A minha vida dava uma crónica. – O meu é maior do que o teu

Ele espreitou para o lado, ali, onde só estavam homens e exclamou:
“O meu é muito maior do que o teu”.
Ferido no orgulho, o meu primeiro impulso foi tapar o objecto do crime.
Tentei demonstrar que o tamanho não era importante e que o sucesso de um homem com o sexo oposto não era proporcional a um mero número.
Quando dei por mim estavam todos a ver quem o tinha maior.
Deplorável espectáculo onde egos se confrontavam, numa disputa tão supérflua quão desnecessária.
Dez marmanjos com idade para ter juízo, numa aula de informática a tentar perceber de quem era o maior facebook é, sem dúvida, um espectáculo triste.
Acreditem em mim.

O do Carlos era o maior: 2 milhares de amigos virtuais mas o meu não era o pior.
O do Nando limitava se a uns ridículos 37 amigos. 37 amigos…leram bem. Para se ter 37 amigos não é preciso ter facebook basta ter um telefone e ir ligando para saber o que estão a fazer e do que gostam…

Acabei por adicionar o Nando por ter pena dele e graças a este acto de misericórdia passei a meia centena. É verdade: 51 amigos.Inteiros.Não os conheço todos claro está, mas não deixam de ser meus amigos.

Dois dos que não conheço até são os meus melhores amigos: O Filipe e o André. E uma é a minha namorada, a churrascaria do Amial.

Eu não sou estúpido para namorar com uma churrascaria, não pensem…sei perfeitamente que quem gere a página é um ser humano. Rezo todos os dias para que seja uma mulher. E nova. E bonita.

O Carlos orgulhoso dizia que até bares, uma mercearia e uma sociedade de defesa dos direitos dos animais lhe tinham dado os parabéns pelo seu aniversário.
Não recebera nenhuma prenda real pois é um tipo insuportável mas caramba…receber os parabéns de seres inanimados é prestigio.

O Jorge é um dos meus amigos reais da página. Um dos sete. Ele só namora com raparigas feias e quase todas conheceu nesta rede virtual. Costumamos dizer-lhe que aquilo não é o “facebook ponto com” do Jorge mas sim o “uglyface Jorge com(e)”.
Ele não se importa e diz que o que mais gostou nas miúdas, desde o instante que as conheceu, foi a personalidade delas.

O facebook mudou de tal maneira a minha vida que outro dia dei por mim a pensar que antigamente para dar um toque a outra pessoa tínhamos mesmo de estar com ela e tocar-lhe. Vivemos muitos anos no tempo dos dinossauros não haja dúvida. Até para ter filhos precisávamos de praticar o coito sem ser interrompido, agora é indiferente…basta chegar ao facebook e colocar que x é meu filho. Se ele aceitar aparece a minha paternidade imediatamente estampada na página.

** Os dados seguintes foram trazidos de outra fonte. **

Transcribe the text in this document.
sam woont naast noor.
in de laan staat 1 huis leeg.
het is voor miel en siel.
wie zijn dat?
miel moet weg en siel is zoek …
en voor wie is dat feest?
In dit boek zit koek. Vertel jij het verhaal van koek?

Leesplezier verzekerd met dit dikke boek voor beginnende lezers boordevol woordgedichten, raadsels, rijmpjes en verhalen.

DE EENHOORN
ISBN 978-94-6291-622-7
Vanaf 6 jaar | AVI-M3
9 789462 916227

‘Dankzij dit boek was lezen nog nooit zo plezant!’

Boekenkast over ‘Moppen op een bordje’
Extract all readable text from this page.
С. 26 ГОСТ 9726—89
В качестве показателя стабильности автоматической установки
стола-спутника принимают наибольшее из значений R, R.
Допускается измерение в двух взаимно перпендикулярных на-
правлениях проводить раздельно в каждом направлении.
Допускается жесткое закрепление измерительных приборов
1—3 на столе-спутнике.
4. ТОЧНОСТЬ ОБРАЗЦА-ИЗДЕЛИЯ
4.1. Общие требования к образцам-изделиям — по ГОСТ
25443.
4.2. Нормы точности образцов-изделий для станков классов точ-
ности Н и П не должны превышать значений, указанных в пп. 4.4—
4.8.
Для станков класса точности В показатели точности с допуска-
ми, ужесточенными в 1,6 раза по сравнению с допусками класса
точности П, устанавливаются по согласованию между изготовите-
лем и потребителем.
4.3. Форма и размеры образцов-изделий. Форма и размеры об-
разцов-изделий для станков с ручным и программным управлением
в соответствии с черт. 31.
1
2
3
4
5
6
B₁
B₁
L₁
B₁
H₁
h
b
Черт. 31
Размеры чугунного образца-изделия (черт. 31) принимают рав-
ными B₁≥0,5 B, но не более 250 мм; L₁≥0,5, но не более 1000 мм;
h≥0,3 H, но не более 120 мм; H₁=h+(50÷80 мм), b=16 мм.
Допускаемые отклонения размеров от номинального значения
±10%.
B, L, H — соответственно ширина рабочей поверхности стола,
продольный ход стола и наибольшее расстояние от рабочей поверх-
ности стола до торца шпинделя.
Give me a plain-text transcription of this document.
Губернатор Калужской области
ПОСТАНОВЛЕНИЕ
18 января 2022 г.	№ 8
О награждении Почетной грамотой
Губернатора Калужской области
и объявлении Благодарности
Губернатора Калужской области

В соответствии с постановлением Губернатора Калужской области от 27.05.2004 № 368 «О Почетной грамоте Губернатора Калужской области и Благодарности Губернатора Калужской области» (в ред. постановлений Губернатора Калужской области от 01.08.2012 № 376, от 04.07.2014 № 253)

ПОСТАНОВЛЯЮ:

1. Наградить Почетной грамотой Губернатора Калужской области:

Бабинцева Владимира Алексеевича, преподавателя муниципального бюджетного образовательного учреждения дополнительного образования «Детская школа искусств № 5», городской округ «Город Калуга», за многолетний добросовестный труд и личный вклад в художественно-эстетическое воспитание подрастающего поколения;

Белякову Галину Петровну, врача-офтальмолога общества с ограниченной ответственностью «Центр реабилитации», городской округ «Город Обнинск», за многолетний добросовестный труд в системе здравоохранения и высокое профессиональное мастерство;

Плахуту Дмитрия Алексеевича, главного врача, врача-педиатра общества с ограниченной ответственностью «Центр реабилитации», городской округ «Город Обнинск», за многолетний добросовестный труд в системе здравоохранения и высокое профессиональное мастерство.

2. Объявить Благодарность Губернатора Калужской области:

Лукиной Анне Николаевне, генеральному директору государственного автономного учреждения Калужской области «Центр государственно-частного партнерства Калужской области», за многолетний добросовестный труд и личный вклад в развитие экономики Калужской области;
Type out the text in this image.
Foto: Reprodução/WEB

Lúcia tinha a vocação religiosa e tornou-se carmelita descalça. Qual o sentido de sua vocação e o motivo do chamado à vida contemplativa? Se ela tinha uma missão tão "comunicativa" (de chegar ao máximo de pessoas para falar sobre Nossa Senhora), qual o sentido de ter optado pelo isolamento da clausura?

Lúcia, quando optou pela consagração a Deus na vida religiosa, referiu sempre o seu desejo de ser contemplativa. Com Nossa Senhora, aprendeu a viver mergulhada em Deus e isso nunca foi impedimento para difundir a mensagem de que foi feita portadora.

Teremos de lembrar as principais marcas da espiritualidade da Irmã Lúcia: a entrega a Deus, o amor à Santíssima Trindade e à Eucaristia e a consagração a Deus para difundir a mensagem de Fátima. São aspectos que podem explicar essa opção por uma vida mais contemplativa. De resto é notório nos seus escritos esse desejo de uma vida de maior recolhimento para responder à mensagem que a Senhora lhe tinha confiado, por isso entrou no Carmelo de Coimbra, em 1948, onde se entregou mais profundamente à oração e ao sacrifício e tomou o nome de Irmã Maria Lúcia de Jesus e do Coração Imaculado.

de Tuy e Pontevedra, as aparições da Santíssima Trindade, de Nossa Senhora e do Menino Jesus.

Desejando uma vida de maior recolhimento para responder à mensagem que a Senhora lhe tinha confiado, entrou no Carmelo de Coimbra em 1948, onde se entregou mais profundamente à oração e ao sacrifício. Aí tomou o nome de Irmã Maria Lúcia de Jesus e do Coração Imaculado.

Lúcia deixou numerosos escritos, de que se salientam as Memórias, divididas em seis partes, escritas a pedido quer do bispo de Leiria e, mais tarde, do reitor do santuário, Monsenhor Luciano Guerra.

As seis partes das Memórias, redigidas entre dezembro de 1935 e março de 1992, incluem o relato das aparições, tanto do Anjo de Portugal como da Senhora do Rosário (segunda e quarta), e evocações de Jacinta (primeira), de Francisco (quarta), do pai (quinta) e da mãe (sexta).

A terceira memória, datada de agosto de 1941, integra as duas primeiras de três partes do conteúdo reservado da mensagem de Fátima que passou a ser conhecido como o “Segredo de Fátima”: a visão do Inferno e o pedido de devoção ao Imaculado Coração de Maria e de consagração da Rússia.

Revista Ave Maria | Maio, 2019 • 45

Outro dia fui à casa de banho e esqueci-me de actualizar o meu estado. Nem consegui fazer nada com a preocupação de saber que as pessoas achavam que eu ainda estava a dormir. Levantei-me da sanita e fui a correr dizer que ia fazer necessidades.Só depois de escrever as fiz em paz. Passado um minuto estava de novo a actualizar o meu estado a dizer que ia lavar o quarto e o corredor.

Para mim a revolução do 25 de Abril só terminou quando aderi a esta rede social, pois só agora consigo dizer o que penso sem levar imediatamente dois sopapos de quem me está a ouvir.

Quando morrer não me interessa o que vão fazer ao meu corpo…porque esse enterrado ou em cinzas ninguém o vai mais ver. Já o meu facebook pedi a todos os meus amigos virtuais e aos 7 reais que o enviem para o Oceano Atlântico…Que peguem nos portáteis, vão para a praia, abram no meu perfil e…

Lá me bloquearam outra vez. Esta gente que bloqueia as pessoas no facebook não terá uma vida própria? Sempre em frente ao computador a bloquear tudo o que eu digo por “conteúdo demasiado estúpido”. Serão estes bloqueadores “agentes” da emel aposentados? É que está sempre a acontecer-me isto…agora vou ter de adicionar os meus amigos e a minha namorada de novo. E se não aceitarem? E se perder a paternidade do Leninho quem se responsabiliza? Juro que sou menino para criar um grupo a denunciar esta situação.